Arin beralih ke laki-laki yang kini telah resmi menjadi tunangan Tania. "Apa kabar, Gama? Aku Arin, sepupu Tania," sapa Arin sok akrab. Tania bahkan sampai mengernyit melihat sikap Arin.
"Selamat, ya! Semoga lancar sampai hari pernikahan!" lanjut Arin.
Laki-laki itu hanya mengangguk tanpa sedikitpun tersenyum, benar-benar dingin persis seperti rumor yang beredar.
Tania tersenyum tipis melihat respon Gama pada Arin. Tidak sedikitpun Gama terlihat melirik Arin padahal malam ini Arin begitu mempesona. Tania boleh berbangga hati. Kesetiaan tunangannya tidak perlu tidak diragukan lagi.
"Permisi, aku ingin menyapa Om Pandu. Sudah lama sekali aku tidak bertemu dengannya," pamit Arin lalu pergi meninggalkan Tania dan Gama begitu saja.
Arin berjalan menghampiri Pandu yang sedang berbincang dengan beberapa tamu. Tidak lupa ada Fatma yang selalu setia berdiri mendampinginya.
Mata Arin tidak bisa lepas dari Pandu. Wajah Pandu yang sangat mirip dengan almarhum Angga. Setiap kali melihat Pandu, Arin selalu teringat papanya.
Tahun-tahun berat yang telah Arin lewati membuatnya sangat merindukan sang papa.

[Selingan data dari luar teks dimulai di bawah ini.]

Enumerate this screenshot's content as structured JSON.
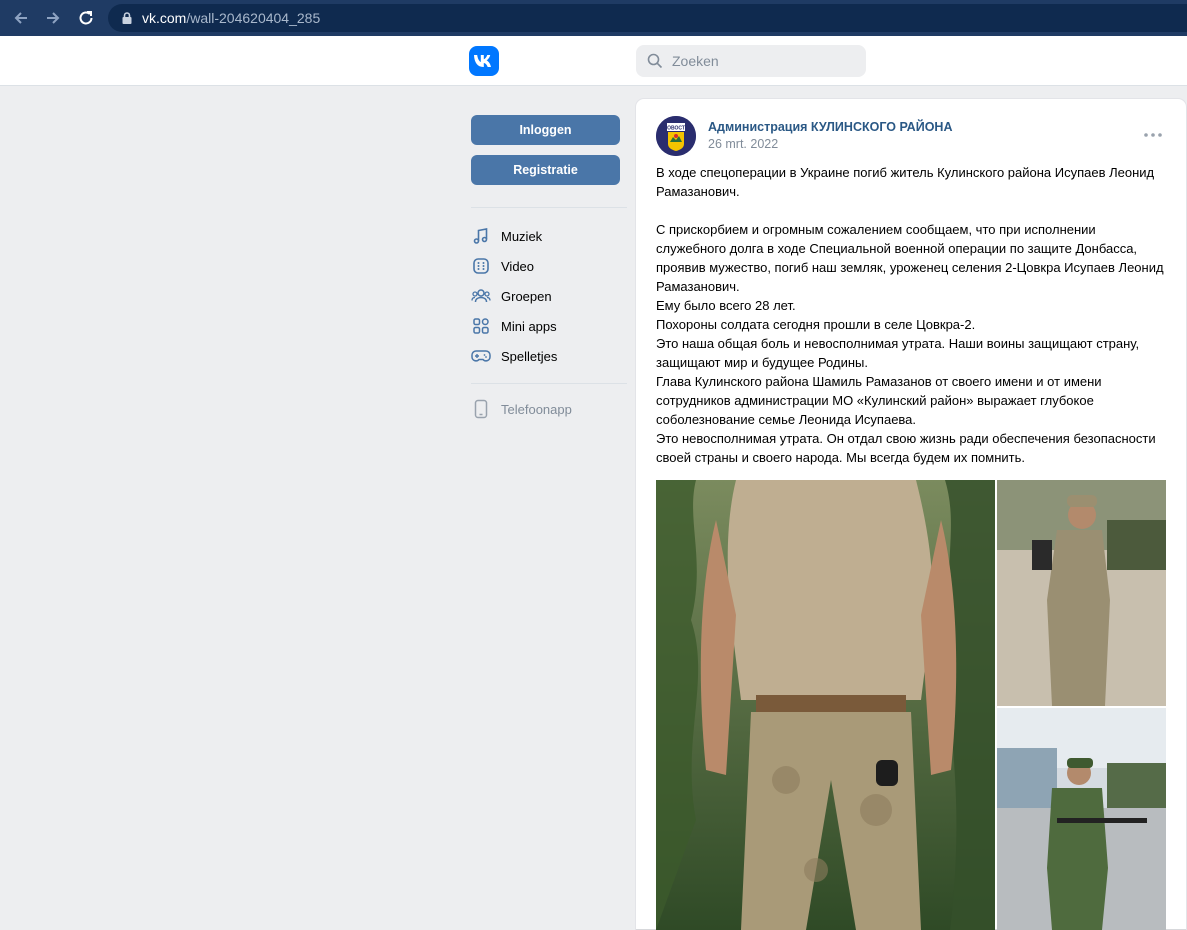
{
  "browser": {
    "url_domain": "vk.com",
    "url_path": "/wall-204620404_285"
  },
  "header": {
    "search_placeholder": "Zoeken"
  },
  "sidebar": {
    "login_label": "Inloggen",
    "register_label": "Registratie",
    "menu": [
      {
        "label": "Muziek",
        "icon": "music-icon"
      },
      {
        "label": "Video",
        "icon": "video-icon"
      },
      {
        "label": "Groepen",
        "icon": "groups-icon"
      },
      {
        "label": "Mini apps",
        "icon": "mini-apps-icon"
      },
      {
        "label": "Spelletjes",
        "icon": "games-icon"
      }
    ],
    "phone_app_label": "Telefoonapp"
  },
  "post": {
    "author": "Администрация КУЛИНСКОГО РАЙОНА",
    "avatar_text": "НОВОСТИ",
    "date": "26 mrt. 2022",
    "paragraphs": [
      "В ходе спецоперации в Украине погиб житель Кулинского района Исупаев Леонид Рамазанович.",
      "",
      "С прискорбием и огромным сожалением сообщаем, что при исполнении служебного долга в ходе Специальной военной операции по защите Донбасса, проявив мужество, погиб наш земляк, уроженец селения 2-Цовкра Исупаев Леонид Рамазанович.",
      "Ему было всего 28 лет.",
      "Похороны солдата сегодня прошли в селе Цовкра-2.",
      "Это наша общая боль и невосполнимая утрата. Наши воины защищают страну, защищают мир и будущее Родины.",
      "Глава Кулинского района Шамиль Рамазанов от своего имени и от имени сотрудников администрации МО «Кулинский район» выражает глубокое соболезнование семье Леонида Исупаева.",
      "Это невосполнимая утрата. Он отдал свою жизнь ради обеспечения безопасности своей страны и своего народа. Мы всегда будем их помнить."
    ]
  }
}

Ingin sekali Arin memeluk pria itu untuk melampiaskan kerinduannya kepada sang papa tetapi sepertinya itu hanya terjadi di dalam angannya.
Jika bukan karena Fatma dan Tania, mungkin Arin sudah menganggap Pandu sebagai ayahnya sendiri begitupun sebaliknya.

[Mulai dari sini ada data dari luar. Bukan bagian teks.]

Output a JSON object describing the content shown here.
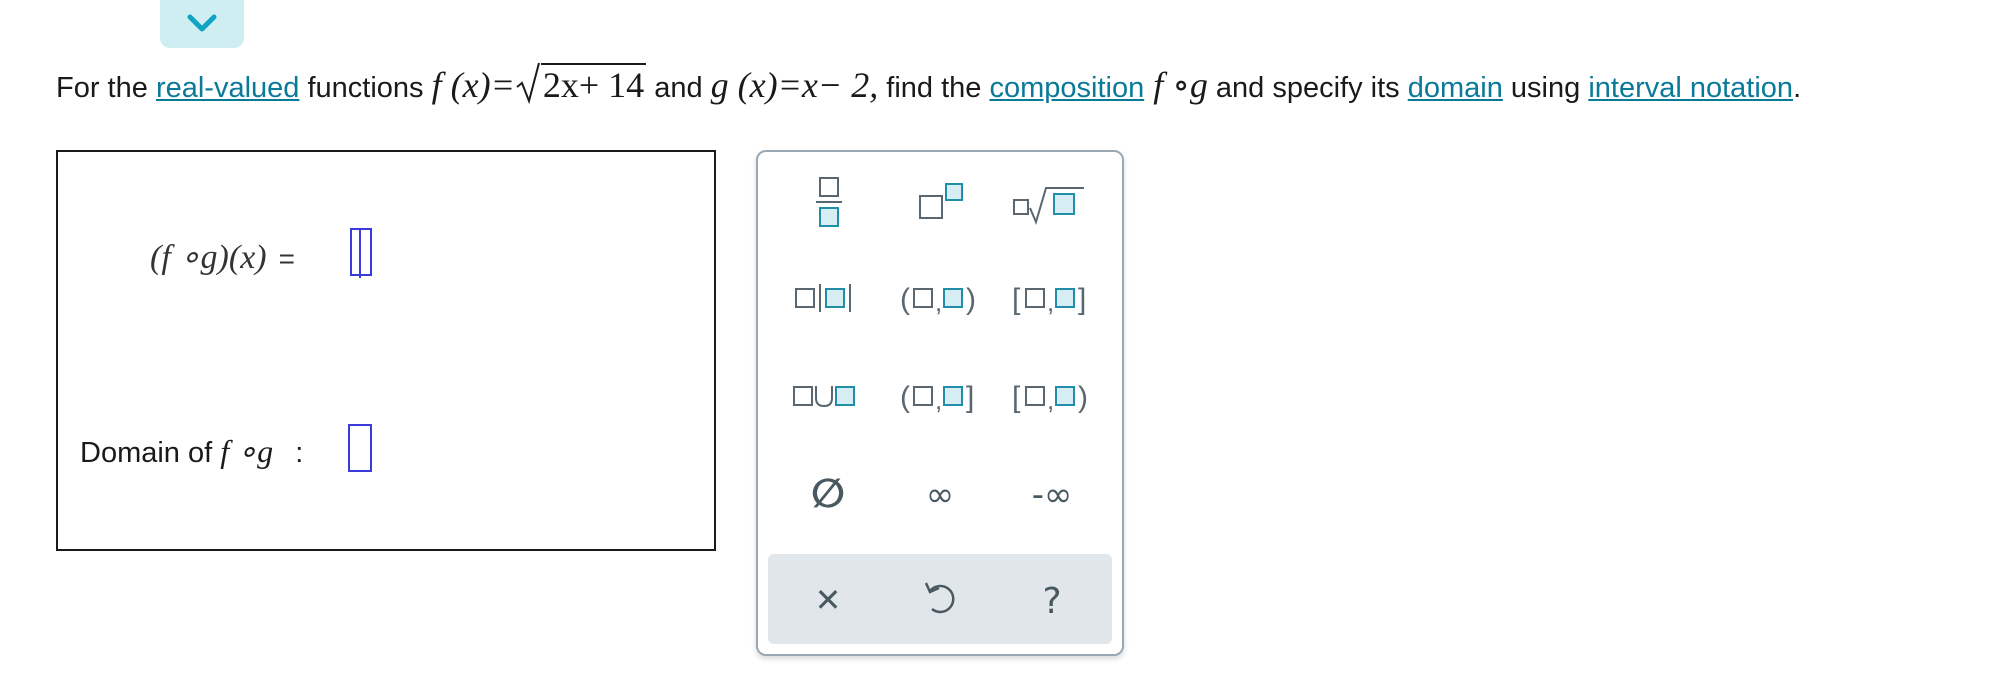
{
  "question": {
    "p1": "For the ",
    "link_real_valued": "real-valued",
    "p2": " functions ",
    "f_def_lhs": "f (x)=",
    "f_def_radicand": "2x+ 14",
    "p3": " and ",
    "g_def": "g (x)=x− 2,",
    "p4": " find the ",
    "link_composition": "composition",
    "comp_symbol": " f ∘g",
    "p5": " and specify its ",
    "link_domain": "domain",
    "p6": " using ",
    "link_interval_notation": "interval notation",
    "p7": "."
  },
  "answer": {
    "composition_label": "(f ∘g)(x)",
    "equals": "=",
    "domain_label_text": "Domain of ",
    "domain_label_math": "f ∘g",
    "colon": ":"
  },
  "palette": {
    "buttons": [
      {
        "name": "fraction-button",
        "icon": "fraction"
      },
      {
        "name": "superscript-button",
        "icon": "superscript"
      },
      {
        "name": "nth-root-button",
        "icon": "nth-root"
      },
      {
        "name": "absolute-value-button",
        "icon": "absolute-value"
      },
      {
        "name": "open-interval-button",
        "icon": "open-interval"
      },
      {
        "name": "closed-interval-button",
        "icon": "closed-interval"
      },
      {
        "name": "union-button",
        "icon": "union"
      },
      {
        "name": "left-open-interval-button",
        "icon": "left-open-interval"
      },
      {
        "name": "right-open-interval-button",
        "icon": "right-open-interval"
      },
      {
        "name": "empty-set-button",
        "icon": "empty-set"
      },
      {
        "name": "infinity-button",
        "icon": "infinity"
      },
      {
        "name": "negative-infinity-button",
        "icon": "negative-infinity"
      }
    ],
    "infinity": "∞",
    "neg_infinity": "-∞",
    "empty_set": "∅",
    "clear": "✕",
    "help": "?"
  },
  "colors": {
    "accent": "#0a7a99",
    "teal_box": "#4fb3c6",
    "input_border": "#3b3bd9",
    "palette_border": "#9aa8b3",
    "footer_bg": "#e1e6ea"
  }
}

"Selamat malam, Om Pandu," sapa Arin.
Pandu yang sedang berbincang pun menoleh, menatap Arin selama beberapa saat lalu berkata, "Arin??? Ini kamu???" tanyanya dengan nada tidak percaya.
Arin hanya tersenyum tidak bisa berkata-kata.
Pandu langsung memeluk Arin. Hal ini sontak menarik perhatian tamu undangan terutama mereka yang berdiri tidak jauh Pandu dan Fatma. Orang-orang itu mulai menatap Arin dengan tatapan aneh, entah apa yang mereka pikirkan.
Fatma yang berdiri di samping Pandu hanya tersenyum kaku. Dia tidak suka cara Pandu memperlakukan Arin tapi tidak ada yang bisa dia lakukan, apalagi semua mata tertuju pada mereka.
"Kapan kamu pulang? Om hampir tidak mengenalimu kalau bukan karena hidung mancungmu itu," ucap Pandu seraya mengurai pelukannya.
Pandu sampai tidak sadar jika semua mata tertuju pada mereka.